Three Questions, Nancy Crews
St Petersburg, Florida, April 21, 2003.
Q. More than 90 percent of your company's revenues are from defense contracts.
How did you break into this business?
The government holds seminars where they talk about their needs, and we responded to
a proposal for intelligent power management for army shelters and vehicles. We got to talk to the author of that proposal and get a good understanding of what they were looking for. We went to the seminar in 1996, wrote the proposal in 1997 and were awarded the
contract late that year. Today, we have revenues in the $10- to $20-million range
The other pathway into government business is to go out and bid on government contracts on "print-to-build" items, some of which have small business set-asides. We also did that and we've been receiving those orders since early 1998.

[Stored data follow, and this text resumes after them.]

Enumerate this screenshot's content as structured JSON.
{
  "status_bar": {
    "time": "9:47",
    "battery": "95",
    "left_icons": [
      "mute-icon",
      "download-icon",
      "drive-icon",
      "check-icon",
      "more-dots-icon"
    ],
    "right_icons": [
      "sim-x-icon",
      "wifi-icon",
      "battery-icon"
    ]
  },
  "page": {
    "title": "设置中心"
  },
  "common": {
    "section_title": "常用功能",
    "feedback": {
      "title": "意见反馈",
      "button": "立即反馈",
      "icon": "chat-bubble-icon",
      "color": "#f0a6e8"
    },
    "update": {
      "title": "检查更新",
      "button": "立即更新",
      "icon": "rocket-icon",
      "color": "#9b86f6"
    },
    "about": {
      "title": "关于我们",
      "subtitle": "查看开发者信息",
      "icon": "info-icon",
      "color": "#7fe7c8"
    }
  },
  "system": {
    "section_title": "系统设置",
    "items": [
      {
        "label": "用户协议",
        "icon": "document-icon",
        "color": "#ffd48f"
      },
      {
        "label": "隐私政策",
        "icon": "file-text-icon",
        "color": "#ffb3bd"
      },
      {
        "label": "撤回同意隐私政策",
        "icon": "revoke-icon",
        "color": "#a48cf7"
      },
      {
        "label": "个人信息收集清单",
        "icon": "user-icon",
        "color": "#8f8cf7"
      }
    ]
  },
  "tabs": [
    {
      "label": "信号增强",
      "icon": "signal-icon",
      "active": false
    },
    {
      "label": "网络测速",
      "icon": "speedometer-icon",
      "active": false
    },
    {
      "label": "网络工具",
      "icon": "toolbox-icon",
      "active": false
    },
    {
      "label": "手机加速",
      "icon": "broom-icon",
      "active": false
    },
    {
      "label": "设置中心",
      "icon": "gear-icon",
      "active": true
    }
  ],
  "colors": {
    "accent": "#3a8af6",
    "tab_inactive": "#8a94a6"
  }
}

Q. How did you survive until the government contracts came through?
We were spun off from Lockheed Martin Specialty Components division, where I had been senior manager of marketing and long - range planning, and we took their engineering design products. Those were not for the Defense Department. We're largely self-funded, and the first year was nerve-wracking. But we've been profitable for many years.

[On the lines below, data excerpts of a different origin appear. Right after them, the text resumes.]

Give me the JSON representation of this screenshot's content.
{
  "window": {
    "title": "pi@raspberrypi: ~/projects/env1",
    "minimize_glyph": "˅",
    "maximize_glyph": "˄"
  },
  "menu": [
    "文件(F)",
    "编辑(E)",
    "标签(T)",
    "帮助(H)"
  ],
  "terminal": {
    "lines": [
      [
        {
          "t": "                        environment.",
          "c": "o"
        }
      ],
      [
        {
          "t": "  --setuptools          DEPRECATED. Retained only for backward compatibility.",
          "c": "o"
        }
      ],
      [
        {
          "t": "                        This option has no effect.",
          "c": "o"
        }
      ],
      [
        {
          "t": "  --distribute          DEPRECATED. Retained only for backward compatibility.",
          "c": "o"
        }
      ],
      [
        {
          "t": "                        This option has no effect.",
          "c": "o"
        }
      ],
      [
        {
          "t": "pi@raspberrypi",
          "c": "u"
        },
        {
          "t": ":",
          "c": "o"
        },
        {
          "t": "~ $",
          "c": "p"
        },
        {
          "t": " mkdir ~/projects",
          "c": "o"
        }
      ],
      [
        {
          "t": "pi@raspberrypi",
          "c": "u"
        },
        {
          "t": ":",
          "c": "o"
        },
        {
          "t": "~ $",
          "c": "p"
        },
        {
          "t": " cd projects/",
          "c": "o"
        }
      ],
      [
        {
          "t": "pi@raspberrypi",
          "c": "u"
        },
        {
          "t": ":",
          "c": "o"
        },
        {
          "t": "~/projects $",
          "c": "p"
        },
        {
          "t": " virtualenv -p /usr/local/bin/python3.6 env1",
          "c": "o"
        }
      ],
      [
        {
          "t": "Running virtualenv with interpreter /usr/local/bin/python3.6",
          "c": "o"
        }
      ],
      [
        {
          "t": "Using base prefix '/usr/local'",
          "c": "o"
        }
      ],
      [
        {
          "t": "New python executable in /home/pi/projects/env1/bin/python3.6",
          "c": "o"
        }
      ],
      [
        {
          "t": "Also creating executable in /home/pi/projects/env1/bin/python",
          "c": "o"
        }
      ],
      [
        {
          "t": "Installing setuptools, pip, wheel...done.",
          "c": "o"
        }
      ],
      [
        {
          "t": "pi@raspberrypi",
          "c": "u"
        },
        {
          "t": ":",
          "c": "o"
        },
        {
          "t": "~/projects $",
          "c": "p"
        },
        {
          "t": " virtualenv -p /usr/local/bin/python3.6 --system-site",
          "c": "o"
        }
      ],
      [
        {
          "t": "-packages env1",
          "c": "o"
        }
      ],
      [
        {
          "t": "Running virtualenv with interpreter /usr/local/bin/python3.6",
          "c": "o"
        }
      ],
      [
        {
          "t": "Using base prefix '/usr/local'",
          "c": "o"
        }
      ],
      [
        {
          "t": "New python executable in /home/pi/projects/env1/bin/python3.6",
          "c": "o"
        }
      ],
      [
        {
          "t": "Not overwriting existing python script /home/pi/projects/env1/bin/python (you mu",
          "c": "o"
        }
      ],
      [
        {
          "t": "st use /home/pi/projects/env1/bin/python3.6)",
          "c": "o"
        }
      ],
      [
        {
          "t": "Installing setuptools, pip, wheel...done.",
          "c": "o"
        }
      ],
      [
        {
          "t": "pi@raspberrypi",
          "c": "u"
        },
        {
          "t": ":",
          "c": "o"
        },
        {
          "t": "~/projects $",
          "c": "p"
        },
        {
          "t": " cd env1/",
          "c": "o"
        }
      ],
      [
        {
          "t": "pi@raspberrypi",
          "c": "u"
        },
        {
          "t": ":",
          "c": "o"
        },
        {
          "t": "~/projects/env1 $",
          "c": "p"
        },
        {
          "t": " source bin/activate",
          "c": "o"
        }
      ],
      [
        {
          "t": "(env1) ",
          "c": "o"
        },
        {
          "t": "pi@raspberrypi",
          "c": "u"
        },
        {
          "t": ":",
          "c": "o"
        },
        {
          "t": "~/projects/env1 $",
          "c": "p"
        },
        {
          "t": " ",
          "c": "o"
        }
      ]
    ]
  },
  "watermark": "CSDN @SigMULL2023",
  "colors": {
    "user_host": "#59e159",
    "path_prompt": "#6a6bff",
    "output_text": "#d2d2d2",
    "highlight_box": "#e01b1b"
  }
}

As a woman-owned business, we've certainly been able to take advantage of government programs that help your business get introduced. But they don't give you the business because it's woman - owned. The real issue is performance.
Q. What impact has the war in Iraq had on your company?
For a few of the products we manufacture, like components for Black Hawk helicopters, we've seen a slight increase in orders, but that's been very limited. Otherwise there has been very little impact.